O filme se passa em Tóquio, mas tem diversos elementos ocidentais, como a referência à fábula da Branca de Neve. No Japão pós-guerra de Matsumoto, não há preconceitos, mas ampla abertura cultural, visível nos posters dos Beatles e nas músicas de influência ocidental (em especial o pop e o rock). A mise en scène rompe radicalmente com os padrões, o que parece ser resultado de importações do ocidente, como o movimento de contracultura e a revolução sexual, ambos iniciados nos anos 1960.

À frente de seu tempo, “O funeral das rosas” defende que “o amor não vê gênero”. Dentro do caldeirão de referências estão a Antiguidade Clássica (intertextualidade edipiana) e a comédia farsesca (a cena dos mictórios), o drama é o fio condutor, mas não uma bolha que separa o longa do que há fora dela. Há um filme dentro de um filme, mas o que é real? Fronteiras são relativizadas, uma diegese de primeira dimensão (o arco dramático de Eddie, um drama ficcional) tem relação contígua com uma diegese de segunda dimensão (o filme de Guevara, que é um documentário). O uso de entorpecentes dilui as cercas, faz com que as personagens fiquem cambaleantes e se submetam a um jogo erótico entre si.

O passado parece distante, mas surge como um cometa dentro da narrativa. Cenas são interrompidas repentinamente através de imagens repetidas, por vezes de terror, e sons estranhos que não são aprioristicamente compatíveis com, por exemplo, a clássica “Für Elise”, de Beethoven. “O funeral das rosas” brinca com noções preconcebidas, como em relação ao western, em que Leda e Eddie aparecem se enfrentando à moda do Velho Oeste. Os golpes ocorrem em fast forward, diferenciando-se da elasticidade temporal das cenas de uso de entorpecentes e de sexo. A obra não é estanque, nem contraditória, ela é o que é.
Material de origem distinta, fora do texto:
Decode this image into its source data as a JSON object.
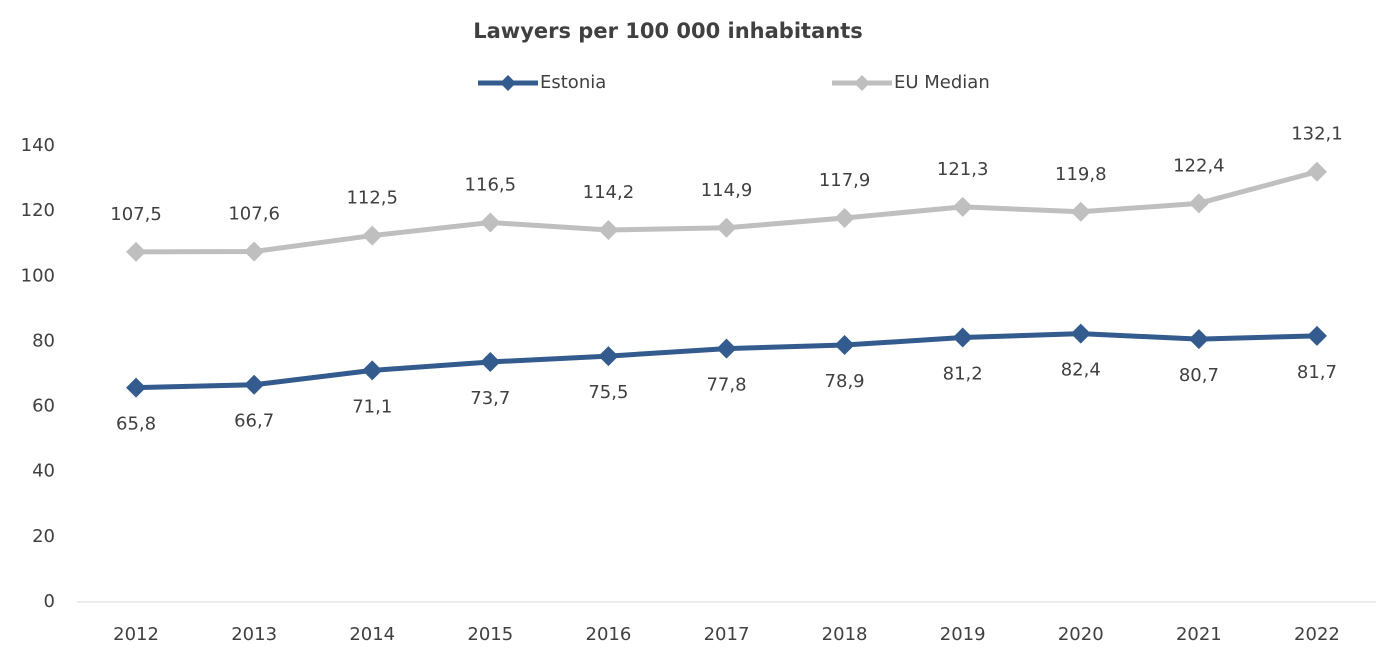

A ambiguidade de “O funeral das rosas” é análoga à de “Édipo rei”. Se Édipo é herói, ele igualmente vive o suficiente para ver a si mesmo se tornar vilão, da mesma forma que Eddie admite ser ferida e lâmina, vítima e carrasco. Trata-se de um filme intenso e complexo, um tornado cultural ora ininteligível, de tão confuso, ora surpreendente, de tão inteligente. Está lá a bandeira do respeito às pessoas trans, mas também estão significantes mais rebeldes e ousados inclusive para padrões hodiernos – aliás, “padrão” é a palavra que menos se aplica à obra.